We spend 20% annually on scientific research and much progress has been made as a result. We monitor the accredited laboratories; we review every sanction and appeal those which are inconsistent with the Code. We review all the Therapeutic Use Exemptions (TUEs) granted to elite athletes, we prepare the Prohibited List annually; we provide educational materials and programs to all. We prepare a regular compliance report, we work together with UNESCO, Interpol, World Customs, the International Pharmaceutical Manufacturers, and we have established 15 Regional Anti-Doping Organizations covering 119 countries. And much more.
However, budgets are always relative to the task in hand and many in the world of sport and anti-doping would concur that $26.7m (GBP 16.9m) – WADA’s revenue in 2011 – is markedly insufficient to lead the fight against what is the biggest threat to modern sport.
I do not know the exact revenue generated annually by sport across the world, but a quick Google search reveals a figure of $200 billion.
Compare that to the budget WADA has run the many programs and activities globally and I think many would agree that it is not a huge figure.
Some have suggested that the business of sport – and not just the IOC and governments – should be made to contribute to keeping their industry clean of cheats. When you consider that WADA’s 2011 budget equates to a miniscule 0.013 per cent of sport’s annual global revenue, it is easy to see how this argument developed.

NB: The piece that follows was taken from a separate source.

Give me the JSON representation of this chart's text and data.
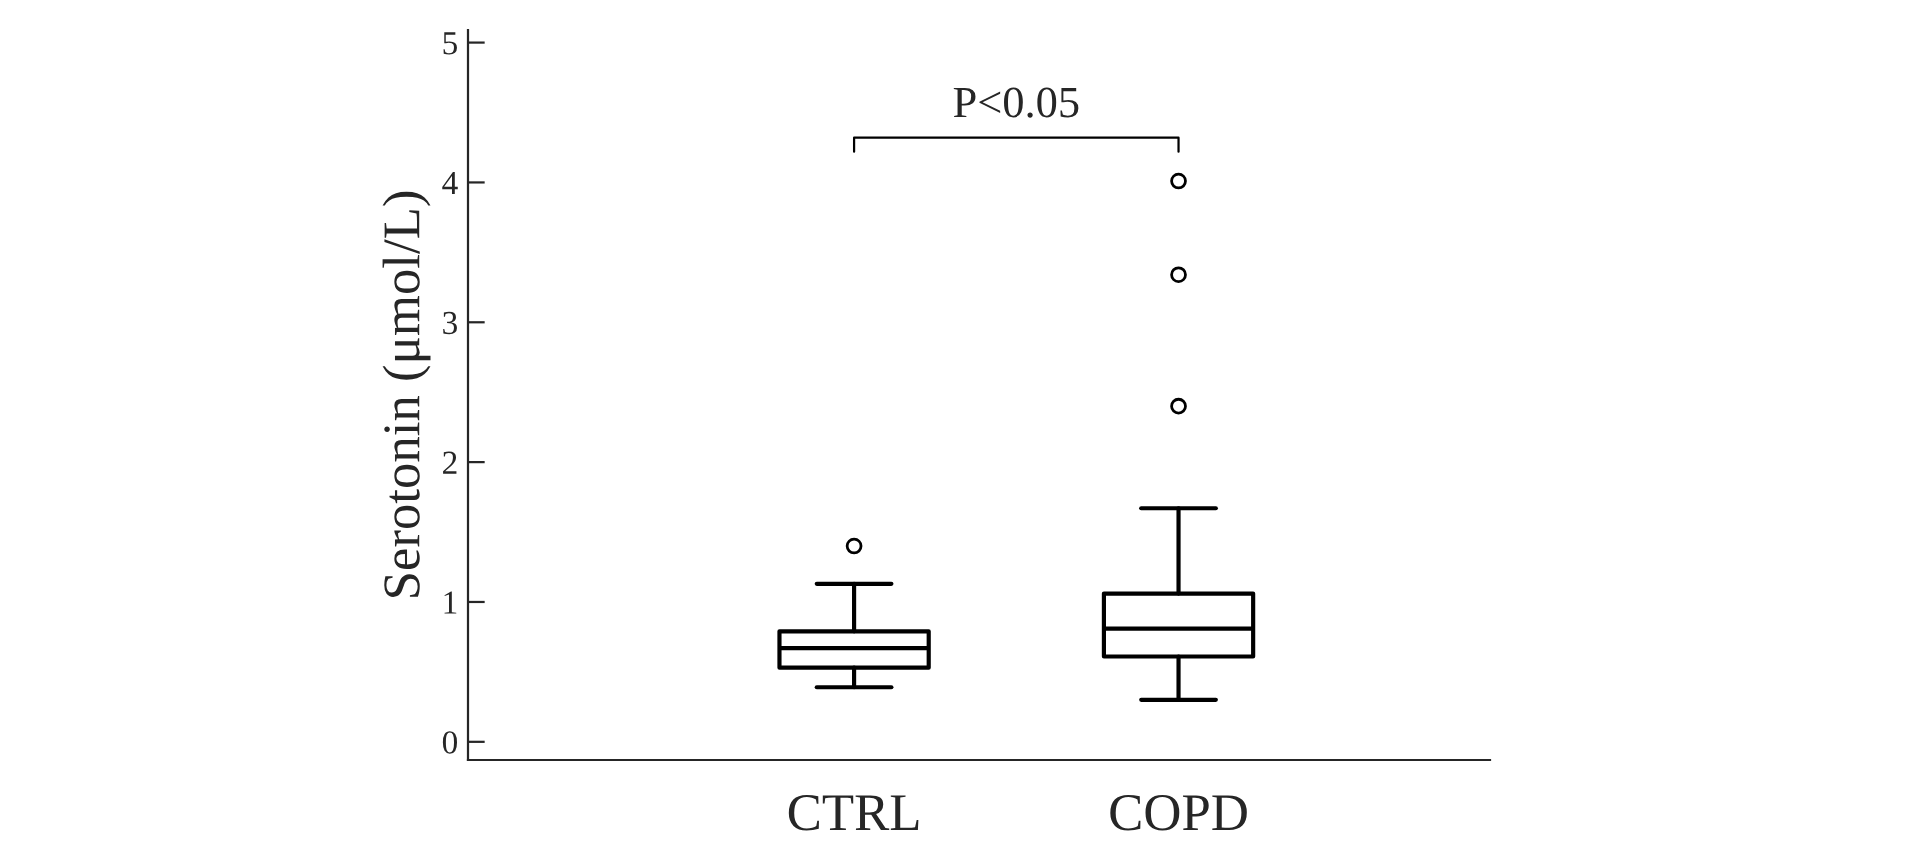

4. My final point concerns your reference to the “bean-counters and do-gooders” that you say make up the WADA staff. I am not sure how you have reached that description nor do you attempt to explain it. However, I can advise you that we have a highly-competent and highly-qualified team of 55 spread over our five offices who do ‘good’ on a daily basis, and are whole-heartedly committed to the ‘clean’ athlete and to making sport as drug free as possible.
I would challenge you to find an organization that has achieved so much in such a short period of time, and united the world in the process.